Here's an odd thought. Perhaps war has always been something of a population control and as we move away from global conflict we are creating a scenario which will ensure the eventual demise of the species more surely than any fear in the cold war could have come up with.

Edit: BTW, thanks to everyone joining in the thread and actually having a calm and respectful conversation. :)
 
My take on it is that people will breed and breed either like rabbits or whales, meaning having a lot of having only one or two every few years. Wars will ensure the reduction of any surplus population to be sure. Famine, and disease or any of the 4 fabled horsemen will ensure population reduction. And it'll surge again.
It's nature, it's keeping balance.
We're headed for a third world war, no doubt about it... it'll probably be over oil or something of that nature, millions will die everywhere and when the dust settles there's room and food for those who are left.
Same with a pandemic flu, similar to the one that killed hundreds of thousands in the 1800's ... it'll occur in our day and reduce the population. It'll be messy, it'll probably be horrible... it'll hopefully help mankind in general to be more compassionate and see the suffering we wrought upon each other... and how much of it is unnecessary.

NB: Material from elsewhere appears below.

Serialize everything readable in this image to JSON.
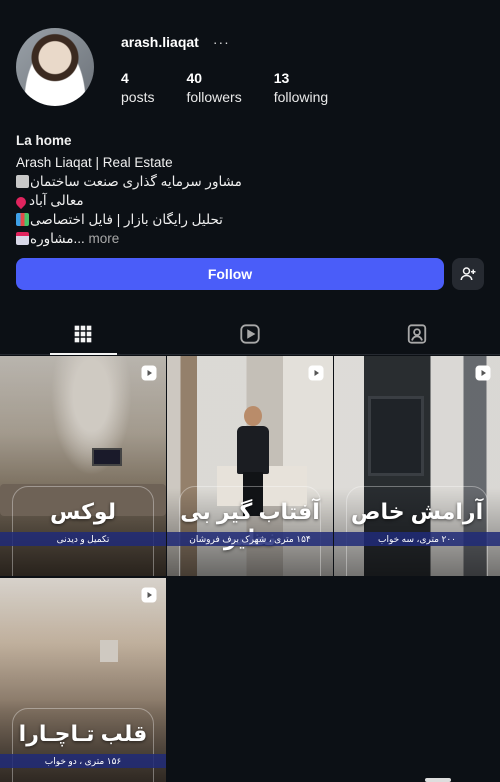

Hopefully in about 100 years from now we will have learned enough to start colonizing the moon and perhaps Mars. True, probably have to grow our own food there but... it's doable. That'll take care of population excess now won't it? heh.

Cryozombie said:
Originally Posted by Andy Moynihan
I am, for all practical intents and purposes, pretty much unofficially part of it already.
What you really mean is you aren't getting any. Heh Heh. :p
Neither am I... got a problem with that? Doesn't make us any less than who/what we are.
 
Neither am I... got a problem with that? Doesn't make us any less than who/what we are.

No Caver. I have no issue with it. Me and Andy had a discussion on this subject not so long ago, and I was making reference back to that. I expect him to get it, probably not anyone else.